简体繁体 English

关于卡桑德拉的泰坦地理数据

[英]Titan geo data on Cassandra

原文 2014-03-15 03:14:20 1 1 graph/ cassandra/ titan

I'm looking at using Titan to create a scalable geospatial data store (I'm thinking R trees). 我正在寻找使用Titan来创建可扩展的地理空间数据存储（我在想R树）。 In the documentation, there is a GeoShape query, and the docs say that titan can do geo data with Lucene or ElasticSearch. 在文档中，有一个GeoShape查询，文档说titan可以使用Lucene或ElasticSearch执行地理数据。 However, it seems like this would be very slow because traversing nodes in cassandra is essentially doing join queries in cassandra which is a really bad idea. 但是，看起来这会非常慢，因为在cassandra中遍历节点本质上是在cassandra中进行连接查询，这是一个非常糟糕的主意。 I think I might be misunderstanding the data representation. 我想我可能会误解数据表示。

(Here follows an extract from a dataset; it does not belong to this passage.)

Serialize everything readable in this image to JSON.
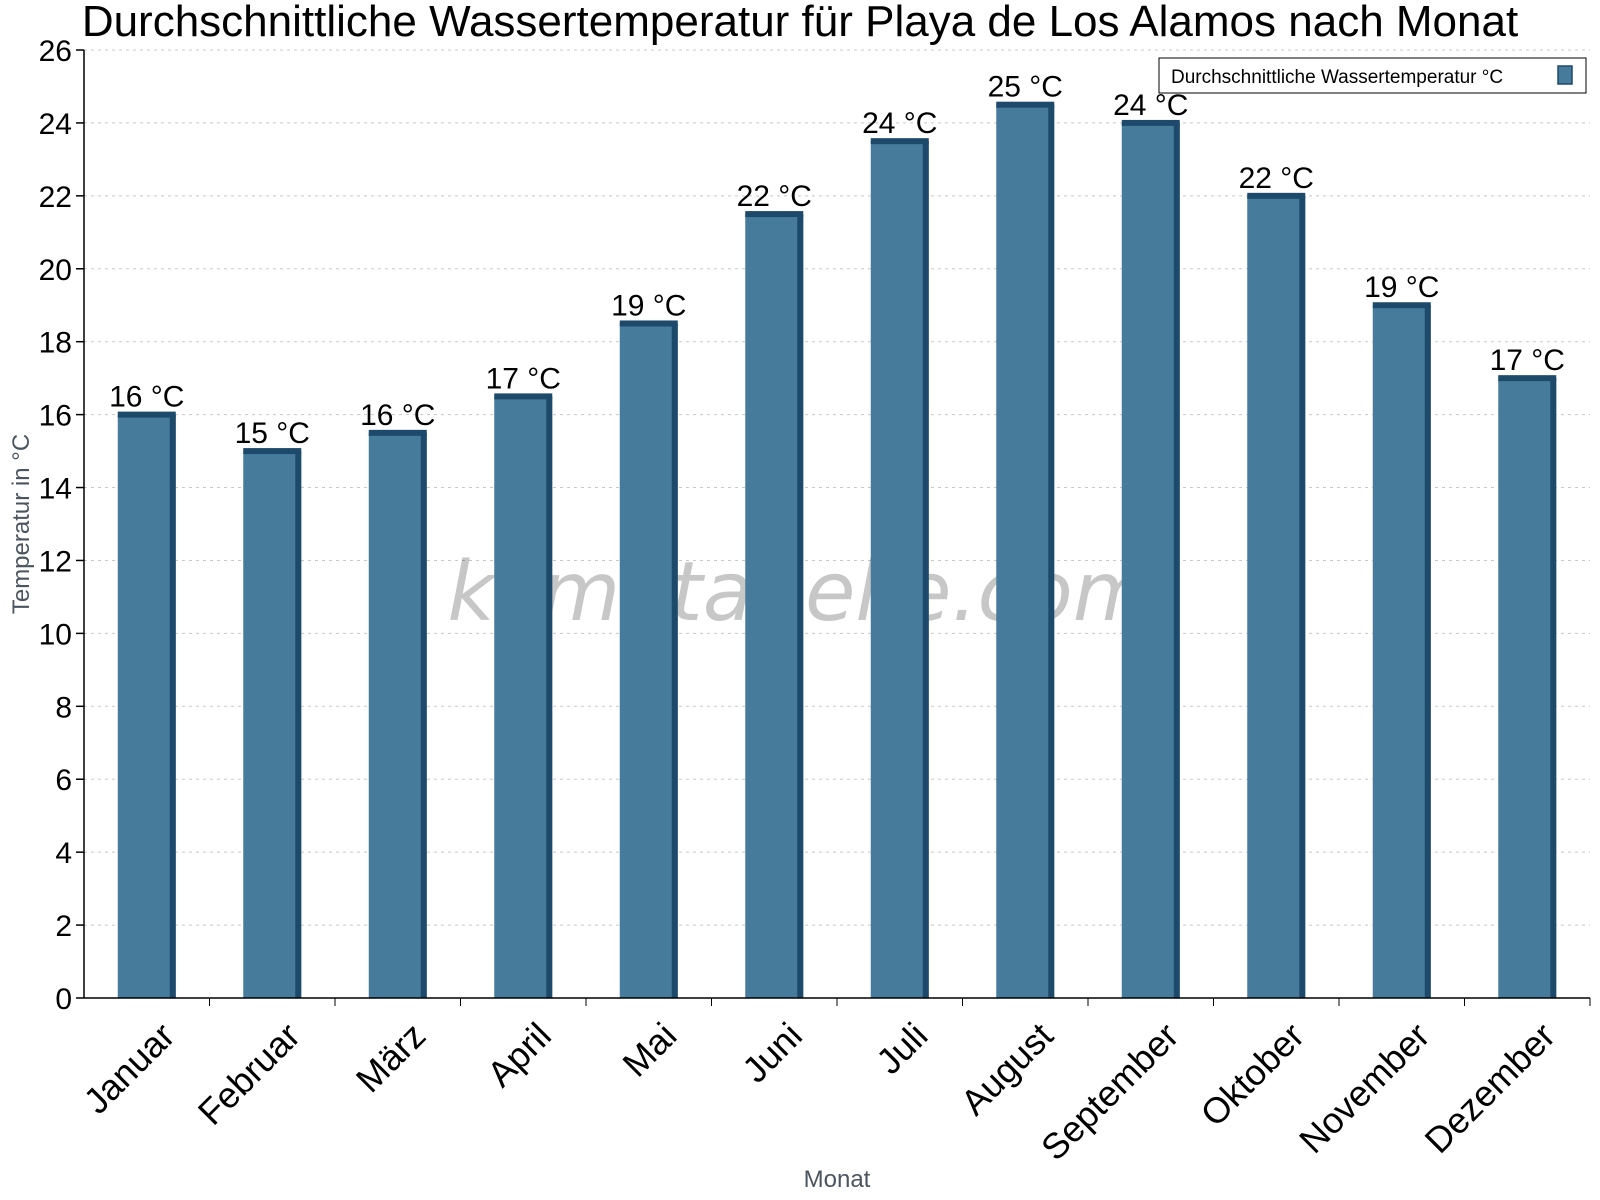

I read the Titan Data Model doc , and I still don't quite get it. 我阅读了Titan数据模型文档，但我仍然不太了解它。 If all the edges are stored in a Cassandra row, then Titan would still have to "join" on a vertex table. 如果所有边都存储在Cassandra行中，那么Titan仍然必须在顶点表上“连接”。 One way to solve this would be to make the column value equal to the edge property data, and then you could neatly package the vertex data and the edge data into the row. 解决此问题的一种方法是使列值等于边属性数据，然后您可以将顶点数据和边数据整齐地打包到行中。 However, this breaks down when you want to do queries deeper than 1 node, and we're back to the joining problem again. 但是，当您想要执行超过1个节点的查询时，这会中断，我们又会再次回到加入问题。

So. 所以。 Is titan emulating join queries in Cassandra? Titan是否在Cassandra中模拟连接查询？ - and - How performant is it at geo lookups under these conditions? - 和 - 在这些条件下地理查找的性能如何？

1 个解决方案

I think the question conflates edge traversal with geospatial index lookups. 我认为这个问题将边缘遍历与地理空间索引查找混为一谈。 These are separate at both the API and implementation levels. 它们在API和实现级别都是分开的。 The index is not illustrated in the data model pictures. 索引未在数据模型图片中示出。

Let's make this a little bit more specific. 让我们更具体一点。 Say I run Titan with ES and Cassandra using Murmur3Partitioner or RandomPartitioner. 假设我使用Murmur3Partitioner或RandomPartitioner与ES和Cassandra一起运行Titan。 I declare an ES geospatial index over edges called "place", as documented in the Getting Started page . 我在边缘称为“地点”的ES地理空间索引，如“入门”页面中所述。 Looking up edges by geospatial queries, such as this "WITHIN" in the Getting Started docs , first hits ES. 通过地理空间查询（例如“入门”文档中的“WITHIN”）查找边缘，首先点击ES。 ES returns IDs Titan can use to lookup the associated vertex/edge data in Cassandra quickly, without doing an analog to relational joins. ES返回ID Titan可以用来快速查找Cassandra中相关的顶点/边缘数据，而无需对关系连接进行模拟。

The cost of these edge lookups by geospatial data should be roughly equivalent to the cost of ES's WITHIN implementation (which I think is delegated to Spatial4j), plus the lookups Titan makes on Cassandra after getting IDs, which should be roughly linear in the number of edges found by ES. 地理空间数据的这些边缘查找的成本应该大致相当于ES的WITHIN实现（我认为委托给Spatial4j）的成本，加上Titan在获取ID后对Cassandra进行的查找，其数量应大致为线性。 ES发现的边缘。 This is just back-of-the-envelope estimation, so please take it with a big grain of salt. 这只是背后的估计，所以请大量使用它。

After I get place edges by geo matching, if I then want to run arbitrary traversals in the neighborhood of each edge in the set, then I would have a look at rooting a MultiQuery on the head/tail vertices and enabling database-level caching. 在我通过地理匹配获得边缘之后，如果我想在集合中的每个边缘附近运行任意遍历，那么我将看看在头/尾顶点上生成MultiQuery并启用数据库级缓存。 If the query misses cache or cache is cold/disabled, then Titan will still attempt to retrieve all edges the traversal cares about in a single Cassandra slice per vertex, when possible. 如果查询未命中缓存或缓存已冷/禁用，则Titan仍会尝试在可能的情况下检索遍历在每个顶点的单个Cassandra切片中所关注的所有边。 If you're concerned about Titan's edge traversal efficiency, then you might find Boutique Graph Data with Titan interesting. 如果您担心Titan的边缘遍历效率，那么您可能会发现带有Titan的Boutique Graph Data很有趣。